Küstüz no había visto a muchos de los suyos en las tierras bajas en las que habitaba, aunque sabía que convivían con su pueblo en las ciudades junto al Lago. Así pues, no tenía mucha experiencia en tratar con ellos ni sabía gran cosa acerca de su cultura. Para mayor desgracia el anciano no parecía estar de muy buen humor, y el joven, ya completamente despierto, puso atención en sus palabras, pero se percató de que no entendía ni una de las que decía, pues estaba hablando en una lengua extraña, de curiosa eufonía acorde con el gusto de la zona montañosa.
- ¡Vamos, levanta! – Esto lo dijo con un curioso acento en una lengua que Küstüz pudo entender.
- ¿Eres un nativo de estas tierras? – titubeó un poco antes de dirigirse a él en esta lengua, similar a la de sus padres, pero de una variante arcaica y sólo usada ya en las ciudades.
- ¿Nativo? Curiosa denominación la que usáis vosotros, gentes venidas del Templo del Dios. – el viejo dejó de golpearle y se apartó un poco, para contemplar al joven con una ceja enarcada mientras jugueteaba con su escasa pero larga barba.

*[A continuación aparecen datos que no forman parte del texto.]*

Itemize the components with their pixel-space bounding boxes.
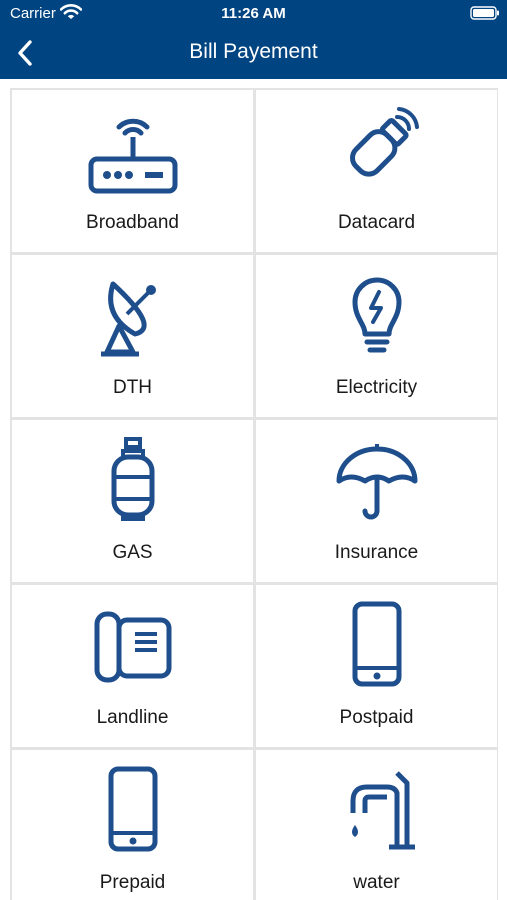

- Pero, no, no, se equivoca, yo vengo de los campos de cereales y las haciendas de ganado, debajo de las montañas – dijo, señalando con el brazo un punto más allá de las cumbres que les rodeaban, intentando darle más veracidad a su afirmación.
El viejo se limitó a reir y dio media vuelta adentrándose en la oscuridad.
- ¡Eh! Pero...
- Vamos, no te quedes ahí parado, sígueme.
- ¿Y mi rebaño?
- Creo que saben cuidarse mejor que tú. Si les hubieras hecho un poco de caso ahora no estarías perdido. Porque lo estás, ¿no es así?
- Sí...
El anciano siguió caminando en dirección a las ruinas. Küstüz se fijó su estrafalaria ropa, compuesta por una única túnica que le cubría desde los hombros hasta los tobillos, que parecía hecha de tejido vegetal, de color parduzco, clara, y que contenía intricados dibujos decorativos por todos sus pliegues y rebordes. Un grueso cinturón marrón oscuro ceñía sus vestimentas a la cintura. Sus pies estaban protegidos por una especie de sandalias o similar, hechas del cuero obtenido de algún animal. El cayado que portaba estaba esculpido con extraños signos e imágenes que el pastor no sabía interpretar.
Ahora que caminaba tras él vió claramente que su melena tomaba un color rubio oscuro, seco, como el de los campos en otoño, con algunos cabellos plateados, y su piel era pálida, aunque estaba ligeramente bronceada por el duro sol montañés.